Even if you remove “gas” from the equation, I think people sometimes don’t realize how vital fossil fuels and minerals are to building even the greenest of green cars.
Just think about all the parts in your car...
• All the steel? Requires carbon, iron ore, and metallurgical coal to get the temperatures high enough.
• All the plastic? Made from petroleum.
• The batteries? You need lithium, cobalt, nickel, phosphorus, silver, aluminum, iron etc.
• The electronics and wiring? Rare-earth metals, copper, tin etc.
• All that wonderful “cruelty-free” leather? You’re basically swapping animals for seats made from oil.
• Glass? You don’t have glass without raw material and high heat.
• Rubber in your tires and trim? That needs to be vulcanized.
• Oh, you want parts to move? Well, you’ll need some oil-based lubricants for that.
Add on top of that:
• The amount of mining that needs to happen to get all these raw materials. Mining which needs heavy-duty machines that need to be built with raw materials, to be powered by diesel, and eventually replaced.
• The stable base-load energy required to power the factories making all these car parts.
• The transportation of all these raw materials, individual parts, and finished cars around the world.
• Perhaps the biggest issue, the upgrading of our entire electrical grid to handle all these electric cars, which will require a massive amount of things like copper.

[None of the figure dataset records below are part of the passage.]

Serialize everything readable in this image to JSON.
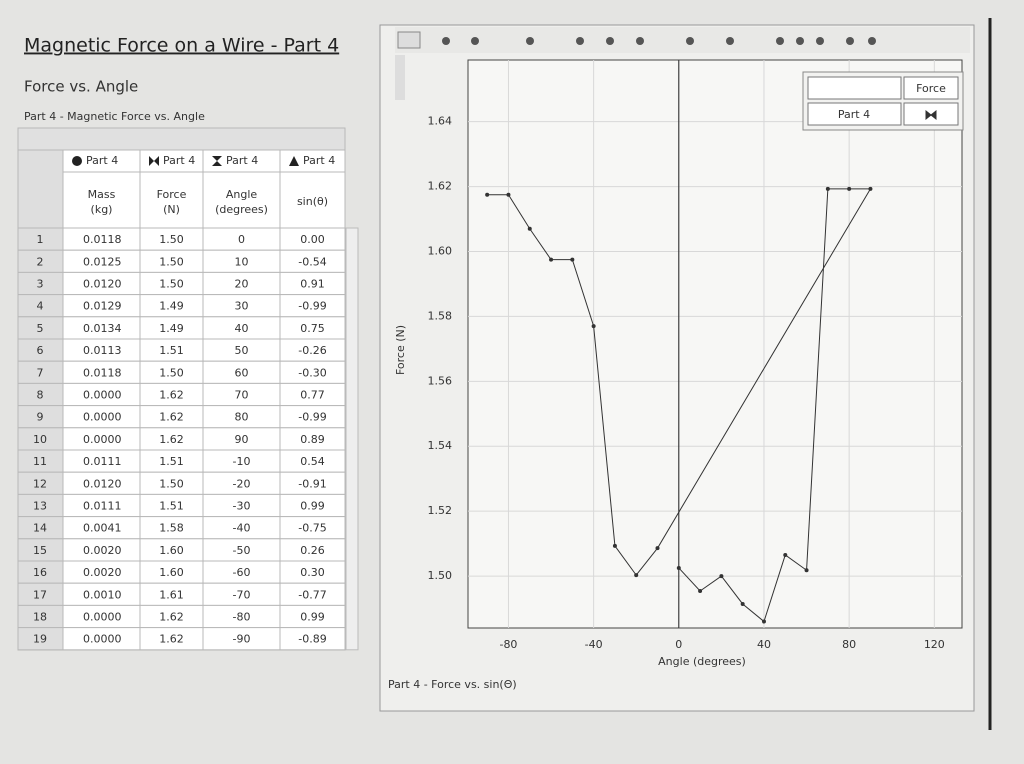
{
  "header": {
    "title": "Magnetic Force on a Wire - Part 4",
    "subtitle": "Force vs. Angle",
    "table_caption": "Part 4 - Magnetic Force vs. Angle"
  },
  "table": {
    "groups": [
      "Part 4",
      "Part 4",
      "Part 4",
      "Part 4"
    ],
    "columns": [
      {
        "name": "Mass",
        "unit": "(kg)"
      },
      {
        "name": "Force",
        "unit": "(N)"
      },
      {
        "name": "Angle",
        "unit": "(degrees)"
      },
      {
        "name": "sin(θ)",
        "unit": ""
      }
    ],
    "rows": [
      [
        "1",
        "0.0118",
        "1.50",
        "0",
        "0.00"
      ],
      [
        "2",
        "0.0125",
        "1.50",
        "10",
        "-0.54"
      ],
      [
        "3",
        "0.0120",
        "1.50",
        "20",
        "0.91"
      ],
      [
        "4",
        "0.0129",
        "1.49",
        "30",
        "-0.99"
      ],
      [
        "5",
        "0.0134",
        "1.49",
        "40",
        "0.75"
      ],
      [
        "6",
        "0.0113",
        "1.51",
        "50",
        "-0.26"
      ],
      [
        "7",
        "0.0118",
        "1.50",
        "60",
        "-0.30"
      ],
      [
        "8",
        "0.0000",
        "1.62",
        "70",
        "0.77"
      ],
      [
        "9",
        "0.0000",
        "1.62",
        "80",
        "-0.99"
      ],
      [
        "10",
        "0.0000",
        "1.62",
        "90",
        "0.89"
      ],
      [
        "11",
        "0.0111",
        "1.51",
        "-10",
        "0.54"
      ],
      [
        "12",
        "0.0120",
        "1.50",
        "-20",
        "-0.91"
      ],
      [
        "13",
        "0.0111",
        "1.51",
        "-30",
        "0.99"
      ],
      [
        "14",
        "0.0041",
        "1.58",
        "-40",
        "-0.75"
      ],
      [
        "15",
        "0.0020",
        "1.60",
        "-50",
        "0.26"
      ],
      [
        "16",
        "0.0020",
        "1.60",
        "-60",
        "0.30"
      ],
      [
        "17",
        "0.0010",
        "1.61",
        "-70",
        "-0.77"
      ],
      [
        "18",
        "0.0000",
        "1.62",
        "-80",
        "0.99"
      ],
      [
        "19",
        "0.0000",
        "1.62",
        "-90",
        "-0.89"
      ]
    ]
  },
  "chart_data": {
    "type": "line",
    "x_label": "Angle (degrees)",
    "y_label": "Force (N)",
    "caption": "Part 4 - Force vs. sin(Θ)",
    "legend_title": "Force",
    "x": [
      0,
      10,
      20,
      30,
      40,
      50,
      60,
      70,
      80,
      90,
      -10,
      -20,
      -30,
      -40,
      -50,
      -60,
      -70,
      -80,
      -90
    ],
    "series": [
      {
        "name": "Part 4",
        "color": "#333333",
        "values": [
          1.5025,
          1.4954,
          1.5,
          1.4914,
          1.486,
          1.5065,
          1.5018,
          1.6193,
          1.6193,
          1.6193,
          1.5086,
          1.5003,
          1.5093,
          1.577,
          1.5975,
          1.5975,
          1.607,
          1.6175,
          1.6175
        ]
      }
    ],
    "xlim": [
      -99,
      133
    ],
    "xticks": [
      -80,
      -40,
      0,
      40,
      80,
      120
    ],
    "ylim": [
      1.484,
      1.659
    ],
    "yticks": [
      {
        "value": 1.5,
        "label": "1.50"
      },
      1.52,
      1.54,
      1.56,
      1.58,
      {
        "value": 1.6,
        "label": "1.60"
      },
      1.62,
      1.64
    ],
    "grid": true
  }
}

If we want to shift to electric cars and meet 2040 climate goals, the International Energy Agency says mineral supplies will need to increase by 30 times(!). Think of the amount of exploration, mining, transportation, and fuel energy that will be required to make that happen.
Now we may be ok with doing all of this, but anyone who thinks the "energy transition" happens without fossil fuels and minerals is frankly not a serious person. Frankly, nothing in life happens without resource extraction.